Quand je leur explique la raison de cet état de fait, ils comprennent tous sans exception la logique qu’il y a derrière. Mais quand le produit sera sur les étals et que les joueurs vont lire la règle après achat ou sur Internet en PDF, personne ne sera là pour leur expliquer quelle intention se cache derrière.
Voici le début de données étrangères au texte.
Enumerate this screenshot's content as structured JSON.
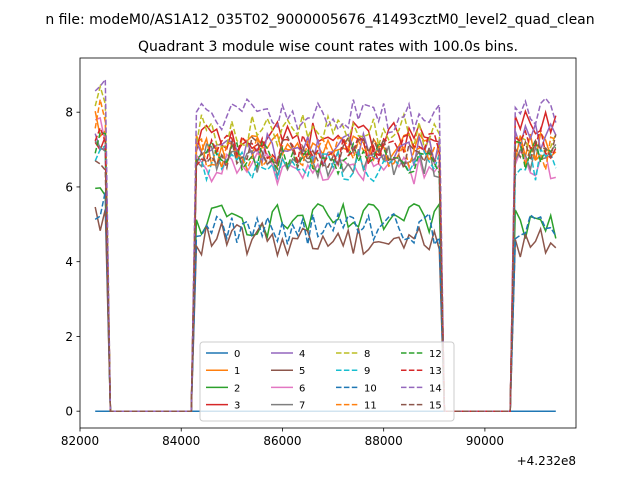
{
  "figure": {
    "suptitle": "n file: modeM0/AS1A12_035T02_9000005676_41493cztM0_level2_quad_clean",
    "title": "Quadrant 3 module wise count rates with 100.0s bins."
  },
  "chart_data": {
    "type": "line",
    "title": "Quadrant 3 module wise count rates with 100.0s bins.",
    "xlabel": "",
    "ylabel": "",
    "x_offset_label": "+4.232e8",
    "xlim": [
      82000,
      91800
    ],
    "ylim": [
      -0.45,
      9.45
    ],
    "xticks": [
      82000,
      84000,
      86000,
      88000,
      90000
    ],
    "yticks": [
      0,
      2,
      4,
      6,
      8
    ],
    "grid": false,
    "legend": {
      "placement": "lower center",
      "columns": 4
    },
    "time_range": {
      "start": 82300,
      "end": 91400,
      "bin": 100
    },
    "gaps": [
      [
        82600,
        84200
      ],
      [
        89200,
        90500
      ]
    ],
    "series": [
      {
        "name": "0",
        "color": "#1f77b4",
        "style": "solid",
        "levels": [
          0,
          0,
          0
        ]
      },
      {
        "name": "1",
        "color": "#ff7f0e",
        "style": "solid",
        "levels": [
          7.8,
          7.0,
          7.1
        ]
      },
      {
        "name": "2",
        "color": "#2ca02c",
        "style": "solid",
        "levels": [
          5.7,
          5.1,
          5.0
        ]
      },
      {
        "name": "3",
        "color": "#d62728",
        "style": "solid",
        "levels": [
          6.9,
          7.3,
          7.6
        ]
      },
      {
        "name": "4",
        "color": "#9467bd",
        "style": "solid",
        "levels": [
          7.1,
          7.0,
          7.3
        ]
      },
      {
        "name": "5",
        "color": "#8c564b",
        "style": "solid",
        "levels": [
          5.1,
          4.6,
          4.5
        ]
      },
      {
        "name": "6",
        "color": "#e377c2",
        "style": "solid",
        "levels": [
          7.4,
          6.5,
          6.6
        ]
      },
      {
        "name": "7",
        "color": "#7f7f7f",
        "style": "solid",
        "levels": [
          6.8,
          6.7,
          6.8
        ]
      },
      {
        "name": "8",
        "color": "#bcbd22",
        "style": "dashed",
        "levels": [
          8.6,
          7.5,
          7.3
        ]
      },
      {
        "name": "9",
        "color": "#17becf",
        "style": "dashed",
        "levels": [
          7.1,
          6.6,
          6.6
        ]
      },
      {
        "name": "10",
        "color": "#1f77b4",
        "style": "dashed",
        "levels": [
          5.5,
          4.9,
          5.0
        ]
      },
      {
        "name": "11",
        "color": "#ff7f0e",
        "style": "dashed",
        "levels": [
          7.9,
          6.9,
          6.9
        ]
      },
      {
        "name": "12",
        "color": "#2ca02c",
        "style": "dashed",
        "levels": [
          7.2,
          6.8,
          6.9
        ]
      },
      {
        "name": "13",
        "color": "#d62728",
        "style": "dashed",
        "levels": [
          7.5,
          7.0,
          7.1
        ]
      },
      {
        "name": "14",
        "color": "#9467bd",
        "style": "dashed",
        "levels": [
          8.8,
          7.9,
          8.0
        ]
      },
      {
        "name": "15",
        "color": "#8c564b",
        "style": "dashed",
        "levels": [
          6.9,
          6.9,
          7.0
        ]
      }
    ]
  }
}
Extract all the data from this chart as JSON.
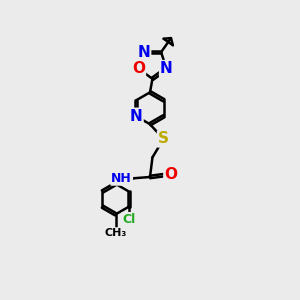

On risque donc de se retrouver avec toute une partie de la population qui va inverser les récompenses, croyant être dans le vrai, en faisant inconsciemment leur travail de « game designer ».

Pour TBS et Trauma, plutôt que de faire un long discours sur le pourquoi du comment, j’espère avoir réglé le problème en mettant une réponse dans la FAQ. Dans TBS, pour l’instant cela a cette forme : « Q : Dans la règle optionnelle de Ligue, c’est bien le joueur qui perd la partie qui gagne les 3 bonus et le vainqueur qui n’en gagne que 2 ?
R : Oui, le but ici est de conserver un équilibre entre les joueurs, non pas de creuser l’écart entre eux avant même que la partie ne débute. »

Même si le joueur ne comprend pas, au moins il a la confirmation que la règle ne contient pas d’erreur, ensuite libre à lui de jouer comme il l’entend ; au moins ce sera en connaissance de cause.
Pour toute mécanique dans le jeu (pas seulement l’expérience), il faut donc faire le choix entre sa pertinence ou sa bonne compréhension par le public, en essayant toujours de mélanger les deux ; et pour l’expérience (comme tout autre système de récompense), ce n’est pas une chose toujours facile.